Prove that every element of $\mathbb{Z}_n$ is either a unit or a zero divisor. So here is what I have so far:
$[a]_n$ is a unit iff $(a,n) = 1$.
Otherwise, $(a,n) = d$ with $d \neq 1$. Let $n = dq$, then $[q]_n \neq [0]_n$, where $1\leq q<n$.
So this is where I'm stuck.  Where do I go from here?
The book does a proof of this but I don't quite understand the way they explain it.
The book I'm using is Abstract Algebra by John A. Beachy and William D. Blair.
 A: Let $a=bd$. Then $a\cdot\frac{n}{d}=(bd)\cdot \frac{n}{d}=bn$. 
Since $d\gt 1$, we have $[n/d]_n\ne [0]_n$. But since $n$ divides $a\cdot \frac{n}{d}$, we have $[a]_n[n/d]_n=[0]_n$.  
A: Consider $\phi_k:\mathbb{Z}_n \to \mathbb{Z}_n$ given by $[x]_n \mapsto [k]_n[x]_n$.
If $\phi_k$ is not one-to-one, then there exist two distinct residue classes $[a]_n$ and $[b]_n$ such that 
$[k]_n[a]_n = [k]_n [b]_n$. Then $[k]_n[a]_n-[k]_n[b]_n = [0]_n$. Because $ka-kb=k(a-b)$, this implies 
$[k]_n [a-b]_n = [0]_n$. Since $[a]_n$ and $[b]_n$ were assumed distinct, $[a-b]_n \neq [0]_n$, and so $[k]_n$ is a divisor of zero.

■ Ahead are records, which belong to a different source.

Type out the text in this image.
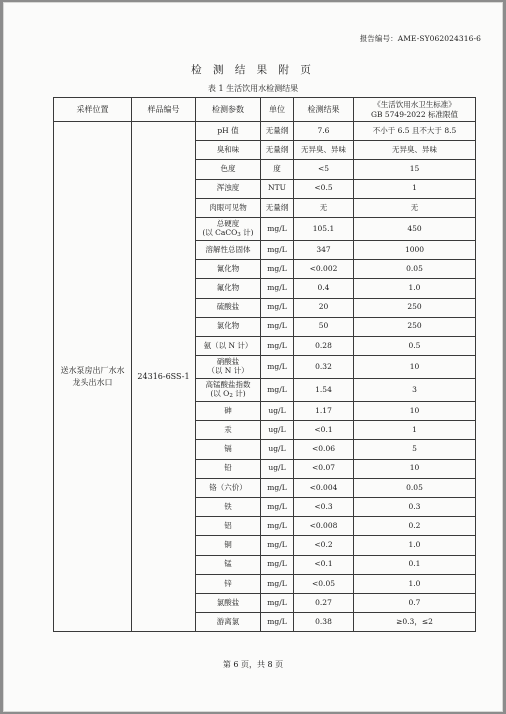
报告编号：AME-SY062024316-6
检 测 结 果 附 页
表 1 生活饮用水检测结果
采样位置	样品编号	检测参数	单位	检测结果	《生活饮用水卫生标准》
GB 5749-2022 标准限值

送水泵房出厂水水龙头出水口	24316-6SS-1	pH 值	无量纲	7.6	不小于 6.5 且不大于 8.5

		臭和味	无量纲	无异臭、异味	无异臭、异味

		色度	度	<5	15

		浑浊度	NTU	<0.5	1

		肉眼可见物	无量纲	无	无

		总硬度
(以 CaCO3 计)	mg/L	105.1	450

		溶解性总固体	mg/L	347	1000

		氰化物	mg/L	<0.002	0.05

		氟化物	mg/L	0.4	1.0

		硫酸盐	mg/L	20	250

		氯化物	mg/L	50	250

		氨（以 N 计）	mg/L	0.28	0.5

		硝酸盐
（以 N 计）	mg/L	0.32	10

		高锰酸盐指数
(以 O2 计)	mg/L	1.54	3

		砷	ug/L	1.17	10

		汞	ug/L	<0.1	1

		镉	ug/L	<0.06	5

		铅	ug/L	<0.07	10

		铬（六价）	mg/L	<0.004	0.05

		铁	mg/L	<0.3	0.3

		铝	mg/L	<0.008	0.2

		铜	mg/L	<0.2	1.0

		锰	mg/L	<0.1	0.1

		锌	mg/L	<0.05	1.0

		氯酸盐	mg/L	0.27	0.7

		游离氯	mg/L	0.38	≥0.3，≤2
第 6 页，共 8 页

Otherwise, the map $\phi_k$ is one-to-one. Since $\mathbb{Z}_n$ contains only $n$ elements, $\phi_k$ must also be onto. Thus there must exist some residue class $[a]_n$ for which 
$\phi_k\left([a]_n\right) = [1]_n$, or in other words for which
 $[k]_n [a]_n = [1]_n$. Thus $[k]_n$ is a unit.
This argument works for every $k$. We see then that every residue class is either a unit or a zero divisor.
This argument doesn't tell us which residues are units, but it has the advantage of being readily generalized to any finite ring.